La observación y detección de las galaxias es algo relativamente nuevo ya que las conocemos desde hace menos de 100 años, que en la historia humana es más bien nada. Como dijimos antes, en la década de 1920 se dieron varias discusiones conocidas como el Gran Debate. Este Gran Debate lo cerraron Grace Burke, Edwin Hubble (esposo de Burke) y el sacerdote belga Lemaître: se que esos objetos nebulosos se encuentran fuera de nuestra galaxia. Posteriormente se vio que las galaxias se alejan unas de otras: el Universo está en expansión, lo cual también se contradice con lo que conocemos de la Gravitación, en donde las cosas tienden a caer unas sobre otras (se atraen). ¿Cómo puede ser que todo se separe de todo (hablando a gran escala, entre cúmulos de galaxias y distancias gigantes) si la Gravitación habla de que las cosas se atraen? Eso nos lleva a agregar la idea de Energía Oscura a nuestra receta del Universo, y es todo lo que diremos en esta nota sobre la Energía Oscura. Pero, spoiler alert, tiene la mismo  temita ad hoc y la misma oscuridad que la materia oscura: la agregamos para que cierren algunos modelos.

Ahora bien, si la materia oscura es materia, tiene que estar hecha de partículas; pero ¿qué tipo de partículas la constituyen? Actualmente, una propuesta es que la materia oscura está formado por las llamadas Partículas Masivas que Interactúan Débilmente (WIMPs por sus siglas en inglés). Como su nombre lo indica, interactúan débilmente con la materia pero, como son masivas (o sea, tienen masa), si tenemos muchas vamos a notar su presencia a través de la interacción gravitatoria que ejercen sobre la materia que sí vemos (materia bariónica). Dato local al margen: se está planificando instalar un laboratorio en la cordillera (proyecto ANDES) cuyo objetivo es detectar este tipo de partículas.
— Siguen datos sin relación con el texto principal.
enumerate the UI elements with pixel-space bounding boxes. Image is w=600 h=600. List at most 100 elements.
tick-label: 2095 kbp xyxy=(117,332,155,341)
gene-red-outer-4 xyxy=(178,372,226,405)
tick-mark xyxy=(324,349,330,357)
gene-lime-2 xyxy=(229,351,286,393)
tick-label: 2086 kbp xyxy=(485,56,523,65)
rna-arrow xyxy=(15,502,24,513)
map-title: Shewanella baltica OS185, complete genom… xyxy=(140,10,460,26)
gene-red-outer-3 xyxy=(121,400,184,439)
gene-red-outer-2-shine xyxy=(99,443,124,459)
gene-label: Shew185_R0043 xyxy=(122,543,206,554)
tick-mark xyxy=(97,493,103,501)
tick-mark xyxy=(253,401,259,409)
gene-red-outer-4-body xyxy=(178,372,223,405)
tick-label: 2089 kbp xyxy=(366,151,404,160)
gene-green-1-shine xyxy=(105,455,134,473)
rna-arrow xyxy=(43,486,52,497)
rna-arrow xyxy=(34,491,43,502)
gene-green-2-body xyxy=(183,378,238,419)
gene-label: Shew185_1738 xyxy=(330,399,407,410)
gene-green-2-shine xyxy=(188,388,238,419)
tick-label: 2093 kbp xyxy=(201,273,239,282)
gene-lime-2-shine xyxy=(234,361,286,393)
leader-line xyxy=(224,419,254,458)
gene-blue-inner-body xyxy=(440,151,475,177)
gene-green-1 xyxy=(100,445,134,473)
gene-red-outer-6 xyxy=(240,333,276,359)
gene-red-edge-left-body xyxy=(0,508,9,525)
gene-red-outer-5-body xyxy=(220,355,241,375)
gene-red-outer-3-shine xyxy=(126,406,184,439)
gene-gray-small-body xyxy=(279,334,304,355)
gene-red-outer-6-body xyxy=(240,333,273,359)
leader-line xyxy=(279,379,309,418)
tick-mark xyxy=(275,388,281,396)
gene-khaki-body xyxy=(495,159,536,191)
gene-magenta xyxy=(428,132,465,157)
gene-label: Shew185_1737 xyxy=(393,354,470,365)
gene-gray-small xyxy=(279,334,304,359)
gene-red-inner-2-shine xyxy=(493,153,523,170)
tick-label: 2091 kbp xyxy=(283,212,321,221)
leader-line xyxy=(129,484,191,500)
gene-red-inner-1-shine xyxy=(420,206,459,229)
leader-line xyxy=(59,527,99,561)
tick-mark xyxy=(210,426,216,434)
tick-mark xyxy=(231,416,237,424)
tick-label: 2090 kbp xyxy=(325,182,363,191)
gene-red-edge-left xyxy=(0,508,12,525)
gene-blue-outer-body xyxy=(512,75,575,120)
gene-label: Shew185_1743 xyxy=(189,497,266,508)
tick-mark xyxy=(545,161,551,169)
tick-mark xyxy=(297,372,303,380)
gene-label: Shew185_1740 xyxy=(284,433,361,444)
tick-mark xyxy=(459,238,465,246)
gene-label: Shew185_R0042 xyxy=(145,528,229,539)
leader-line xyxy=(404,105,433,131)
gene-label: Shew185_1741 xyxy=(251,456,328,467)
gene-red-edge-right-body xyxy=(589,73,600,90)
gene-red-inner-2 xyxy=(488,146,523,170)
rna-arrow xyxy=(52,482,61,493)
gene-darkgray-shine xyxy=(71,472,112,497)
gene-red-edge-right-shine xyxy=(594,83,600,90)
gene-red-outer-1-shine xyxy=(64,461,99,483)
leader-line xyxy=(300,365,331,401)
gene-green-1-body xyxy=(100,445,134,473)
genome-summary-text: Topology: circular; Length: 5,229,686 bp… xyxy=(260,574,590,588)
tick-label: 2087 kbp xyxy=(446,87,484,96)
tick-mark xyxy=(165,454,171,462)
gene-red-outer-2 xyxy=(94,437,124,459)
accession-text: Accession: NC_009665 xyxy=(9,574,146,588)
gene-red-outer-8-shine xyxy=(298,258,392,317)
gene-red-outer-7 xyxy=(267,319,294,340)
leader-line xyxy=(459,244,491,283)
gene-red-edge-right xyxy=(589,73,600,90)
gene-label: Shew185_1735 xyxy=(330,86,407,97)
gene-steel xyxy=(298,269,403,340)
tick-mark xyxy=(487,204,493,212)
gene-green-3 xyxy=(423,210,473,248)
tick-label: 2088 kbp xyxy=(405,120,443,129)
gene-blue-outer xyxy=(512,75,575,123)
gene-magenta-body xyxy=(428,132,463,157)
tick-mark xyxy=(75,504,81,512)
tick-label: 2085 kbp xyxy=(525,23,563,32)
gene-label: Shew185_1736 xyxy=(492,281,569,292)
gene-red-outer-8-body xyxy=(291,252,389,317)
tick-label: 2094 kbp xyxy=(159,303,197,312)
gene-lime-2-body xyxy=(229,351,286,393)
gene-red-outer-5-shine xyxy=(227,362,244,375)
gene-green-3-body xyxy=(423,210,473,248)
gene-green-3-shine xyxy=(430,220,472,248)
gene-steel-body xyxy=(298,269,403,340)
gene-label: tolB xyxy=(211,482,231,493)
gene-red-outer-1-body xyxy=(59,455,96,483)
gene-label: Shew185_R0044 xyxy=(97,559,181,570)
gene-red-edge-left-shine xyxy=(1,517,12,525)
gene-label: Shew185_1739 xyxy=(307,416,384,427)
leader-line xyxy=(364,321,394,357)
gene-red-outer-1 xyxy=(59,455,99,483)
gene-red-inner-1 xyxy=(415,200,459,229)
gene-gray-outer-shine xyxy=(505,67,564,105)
Poniendo en cantidades y porcentajes todo lo que venimos diciendo: el modelo del Big Bang estima que nuestro universo se compone de ~4% materia bariónica (caniches, personas, átomos, electrones, estrellas, planetas), ~27% de materia oscura y un ~68% de energía oscura.

O sea, existen miles de millones de galaxias, cada una tiene millones y millones y millones de kilómetros de diámetro en donde entran miles de millones de estrellas, nubes de gas y polvo gigantescas, con sus planetas y posibles civilizaciones. Pero todo eso es materia bariónica que sólo ocupa cerca del 4% del contenido del Universo. En otras palabras, no tenemos ni idea de qué está hecho más del 95% de nuestro Universo.

En la historia de la ciencia se han dado múltiples situaciones en las que proponemos partículas o fluidos hipotéticos (como el famoso éter), o agregamos ad-hocs a los modelos para que todo cierre. Por ejemplo, algunas de las tantas teorías del Big Bang se construyen usando la teoría de la relatividad general, y en esos modelos cosmológicos es necesario agregar ad-hoc una cierta cantidad de materia oscura para que las teorías que usamos coincidan con las observaciones. Sin embargo, existen modelos que se construyen utilizando teorías alternativas a la relatividad general, como las teorías ‘efe de erre’ (f(R)). Sin meternos a fondo con esto porque es un (otro) bardo, estas teorías alternativas modifican algunos aspectos matemáticos de la Relatividad General (en particular el llamado escalar de Ricci -’erre’-) y permiten explicar la discrepancia teoría-observación en las curvas de rotación galáctica sin necesidad de agregar materia oscura.

Por suerte, basta con que una sola persona (o un conjunto de personas, por supuesto) dé un paso para destrabar el avance, ya sea elaborando una nueva física que no necesite de éter o encontrando, aunque a veces tardemos, las partículas soñadas.